On another note, the Taiwanese doctor-writer 張渝歌 Chang Yu-ko’s horror novel, Whisper 荒聞, originally released in 2019, has been translated into English by Roddy Flagg, and is scheduled to be published in October this year by the London-based independent publishing house, Honford Star—who announced this piece of news with pre-ordering available now on their website.
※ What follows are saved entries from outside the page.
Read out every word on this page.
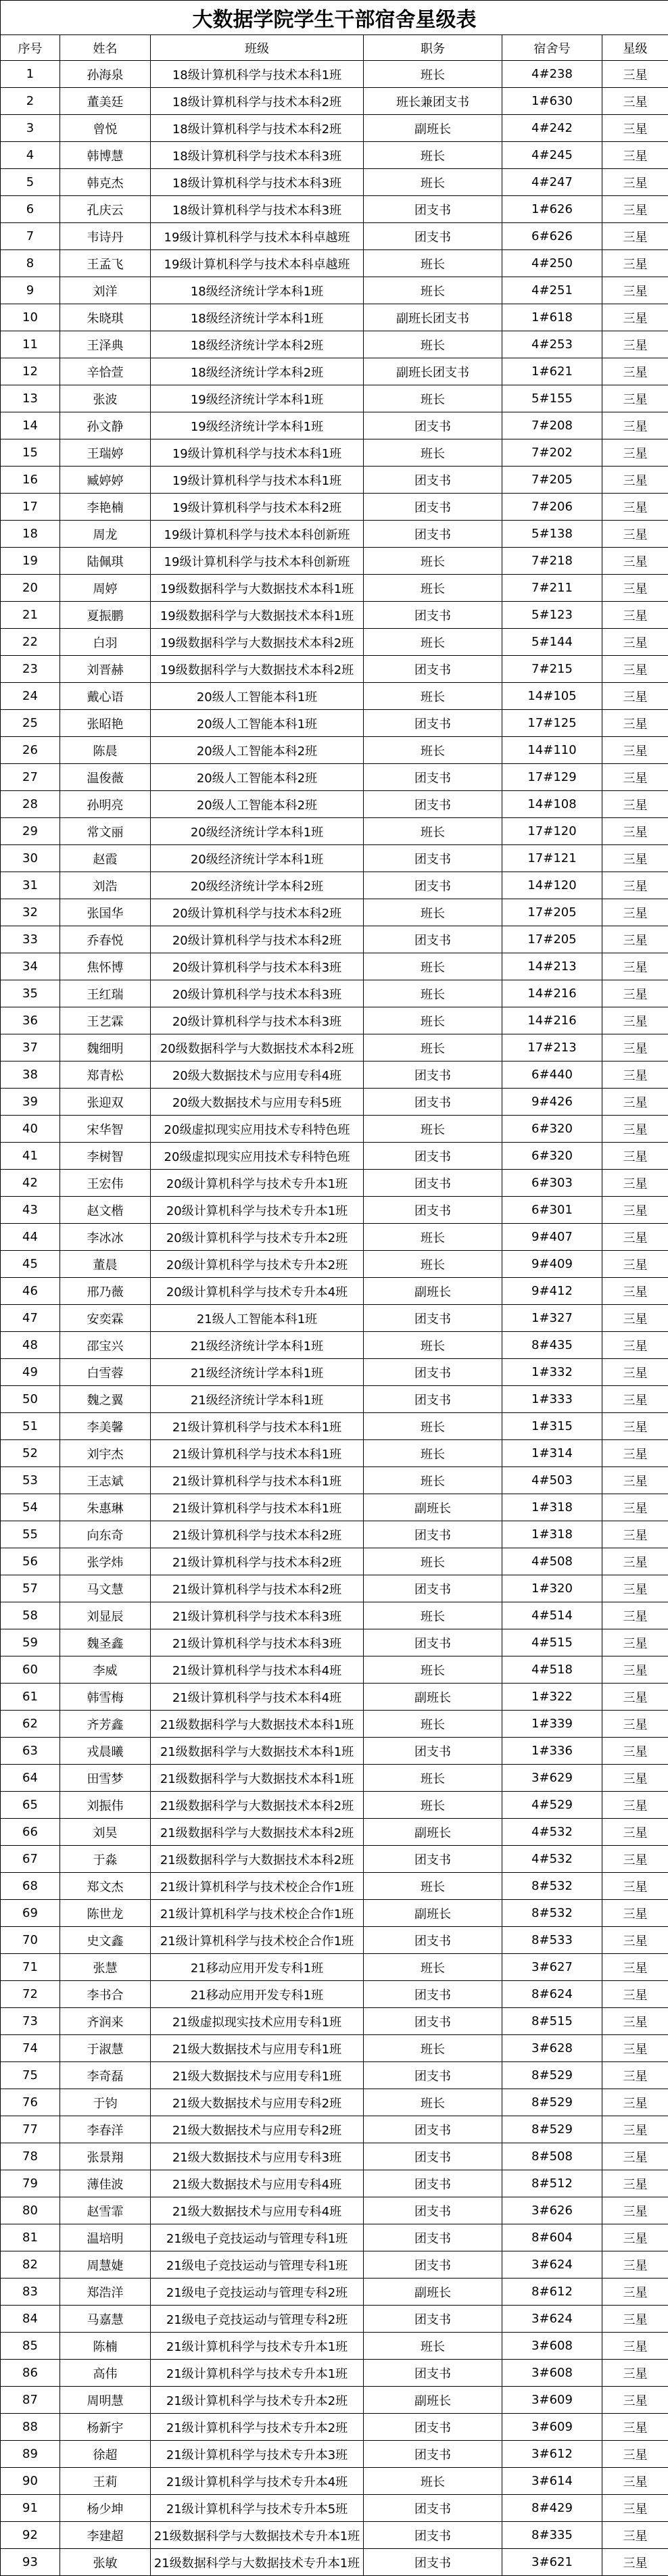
大数据学院学生干部宿舍星级表					
序号	姓名	班级	职务	宿舍号	星级
1	孙海泉	18级计算机科学与技术本科1班	班长	4#238	三星
2	董美廷	18级计算机科学与技术本科2班	班长兼团支书	1#630	三星
3	曾悦	18级计算机科学与技术本科2班	副班长	4#242	三星
4	韩博慧	18级计算机科学与技术本科3班	班长	4#245	三星
5	韩克杰	18级计算机科学与技术本科3班	班长	4#247	三星
6	孔庆云	18级计算机科学与技术本科3班	团支书	1#626	三星
7	韦诗丹	19级计算机科学与技术本科卓越班	团支书	6#626	三星
8	王孟飞	19级计算机科学与技术本科卓越班	班长	4#250	三星
9	刘洋	18级经济统计学本科1班	班长	4#251	三星
10	朱晓琪	18级经济统计学本科1班	副班长团支书	1#618	三星
11	王泽典	18级经济统计学本科2班	班长	4#253	三星
12	辛恰萱	18级经济统计学本科2班	副班长团支书	1#621	三星
13	张波	19级经济统计学本科1班	班长	5#155	三星
14	孙文静	19级经济统计学本科1班	团支书	7#208	三星
15	王瑞婷	19级计算机科学与技术本科1班	班长	7#202	三星
16	臧婷婷	19级计算机科学与技术本科1班	团支书	7#205	三星
17	李艳楠	19级计算机科学与技术本科2班	团支书	7#206	三星
18	周龙	19级计算机科学与技术本科创新班	团支书	5#138	三星
19	陆佩琪	19级计算机科学与技术本科创新班	班长	7#218	三星
20	周婷	19级数据科学与大数据技术本科1班	班长	7#211	三星
21	夏振鹏	19级数据科学与大数据技术本科1班	团支书	5#123	三星
22	白羽	19级数据科学与大数据技术本科2班	班长	5#144	三星
23	刘晋赫	19级数据科学与大数据技术本科2班	团支书	7#215	三星
24	戴心语	20级人工智能本科1班	班长	14#105	三星
25	张昭艳	20级人工智能本科1班	团支书	17#125	三星
26	陈晨	20级人工智能本科2班	班长	14#110	三星
27	温俊薇	20级人工智能本科2班	团支书	17#129	三星
28	孙明亮	20级人工智能本科2班	团支书	14#108	三星
29	常文丽	20级经济统计学本科1班	班长	17#120	三星
30	赵霞	20级经济统计学本科1班	团支书	17#121	三星
31	刘浩	20级经济统计学本科2班	团支书	14#120	三星
32	张国华	20级计算机科学与技术本科2班	班长	17#205	三星
33	乔春悦	20级计算机科学与技术本科2班	团支书	17#205	三星
34	焦怀博	20级计算机科学与技术本科3班	班长	14#213	三星
35	王红瑞	20级计算机科学与技术本科3班	班长	14#216	三星
36	王艺霖	20级计算机科学与技术本科3班	班长	14#216	三星
37	魏细明	20级数据科学与大数据技术本科2班	班长	17#213	三星
38	郑青松	20级大数据技术与应用专科4班	团支书	6#440	三星
39	张迎双	20级大数据技术与应用专科5班	团支书	9#426	三星
40	宋华智	20级虚拟现实应用技术专科特色班	班长	6#320	三星
41	李树智	20级虚拟现实应用技术专科特色班	团支书	6#320	三星
42	王宏伟	20级计算机科学与技术专升本1班	团支书	6#303	三星
43	赵文楷	20级计算机科学与技术专升本1班	团支书	6#301	三星
44	李冰冰	20级计算机科学与技术专升本2班	班长	9#407	三星
45	董晨	20级计算机科学与技术专升本2班	班长	9#409	三星
46	邢乃薇	20级计算机科学与技术专升本4班	副班长	9#412	三星
47	安奕霖	21级人工智能本科1班	团支书	1#327	三星
48	邵宝兴	21级经济统计学本科1班	班长	8#435	三星
49	白雪蓉	21级经济统计学本科1班	团支书	1#332	三星
50	魏之翼	21级经济统计学本科1班	团支书	1#333	三星
51	李美馨	21级计算机科学与技术本科1班	班长	1#315	三星
52	刘宇杰	21级计算机科学与技术本科1班	班长	1#314	三星
53	王志斌	21级计算机科学与技术本科1班	班长	4#503	三星
54	朱惠琳	21级计算机科学与技术本科1班	副班长	1#318	三星
55	向东奇	21级计算机科学与技术本科2班	团支书	1#318	三星
56	张学炜	21级计算机科学与技术本科2班	班长	4#508	三星
57	马文慧	21级计算机科学与技术本科2班	团支书	1#320	三星
58	刘显辰	21级计算机科学与技术本科3班	班长	4#514	三星
59	魏圣鑫	21级计算机科学与技术本科3班	团支书	4#515	三星
60	李威	21级计算机科学与技术本科4班	班长	4#518	三星
61	韩雪梅	21级计算机科学与技术本科4班	副班长	1#322	三星
62	齐芳鑫	21级数据科学与大数据技术本科1班	班长	1#339	三星
63	戎晨曦	21级数据科学与大数据技术本科1班	团支书	1#336	三星
64	田雪梦	21级数据科学与大数据技术本科1班	班长	3#629	三星
65	刘振伟	21级数据科学与大数据技术本科2班	班长	4#529	三星
66	刘昊	21级数据科学与大数据技术本科2班	副班长	4#532	三星
67	于淼	21级数据科学与大数据技术本科2班	团支书	4#532	三星
68	郑文杰	21级计算机科学与技术校企合作1班	班长	8#532	三星
69	陈世龙	21级计算机科学与技术校企合作1班	副班长	8#532	三星
70	史文鑫	21级计算机科学与技术校企合作1班	团支书	8#533	三星
71	张慧	21移动应用开发专科1班	班长	3#627	三星
72	李书合	21移动应用开发专科1班	团支书	8#624	三星
73	齐润来	21级虚拟现实技术应用专科1班	团支书	8#515	三星
74	于淑慧	21级大数据技术与应用专科1班	班长	3#628	三星
75	李奇磊	21级大数据技术与应用专科1班	团支书	8#529	三星
76	于钧	21级大数据技术与应用专科2班	班长	8#529	三星
77	李春洋	21级大数据技术与应用专科2班	团支书	8#529	三星
78	张景翔	21级大数据技术与应用专科3班	团支书	8#508	三星
79	薄佳波	21级大数据技术与应用专科4班	团支书	8#512	三星
80	赵雪霏	21级大数据技术与应用专科4班	团支书	3#626	三星
81	温培明	21级电子竞技运动与管理专科1班	团支书	8#604	三星
82	周慧婕	21级电子竞技运动与管理专科1班	团支书	3#624	三星
83	郑浩洋	21级电子竞技运动与管理专科2班	副班长	8#612	三星
84	马嘉慧	21级电子竞技运动与管理专科2班	团支书	3#624	三星
85	陈楠	21级计算机科学与技术专升本1班	班长	3#608	三星
86	高伟	21级计算机科学与技术专升本1班	团支书	3#608	三星
87	周明慧	21级计算机科学与技术专升本2班	副班长	3#609	三星
88	杨新宇	21级计算机科学与技术专升本2班	团支书	3#609	三星
89	徐超	21级计算机科学与技术专升本3班	团支书	3#612	三星
90	王莉	21级计算机科学与技术专升本4班	班长	3#614	三星
91	杨少坤	21级计算机科学与技术专升本5班	团支书	8#429	三星
92	李建超	21级数据科学与大数据技术专升本1班	团支书	8#335	三星
93	张敏	21级数据科学与大数据技术专升本1班	团支书	3#621	三星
Different from Chang’s previous detective stories, Whisper is based on a true incident involving the novelist’s friend; its plot revolves around the life of a taxi driver in Taipei, weaving together the island’s Japanese colonial past and history of the oppressed indigenous peoples, with the novel’s horror elements deriving from the strange sounds and voices haunting its characters.

The Center of Taiwan Studies at SOAS released an exciting lineup of film-screenings and workshops for this summer, entitled “Taiwan Post-New Wave Cinema Project.” Starting from June 21, the center will be screening post-new wave Taiwanese films, including 楊雅喆 Yang Ya-che’s  The Magician on the Skywalk and Girlfriend, Boyfriend; 黃熙 Huang Xi’s Missing Johnny; and 陳玉勳 Chen Yu-hsun’s Love Go Go, The Moveable Feast, and Hippocamp Hair Salon, among others. From June 28, directors of the screened films will be invited to join Q&A panels with audience participation, and a roundtable will be held with the purpose of introducing contemporary Taiwanese cinema from the perspectives of female directors. The screening events are open to audiences registered with a UK email address, whereas the Q&As and the roundtable are accessible to the public.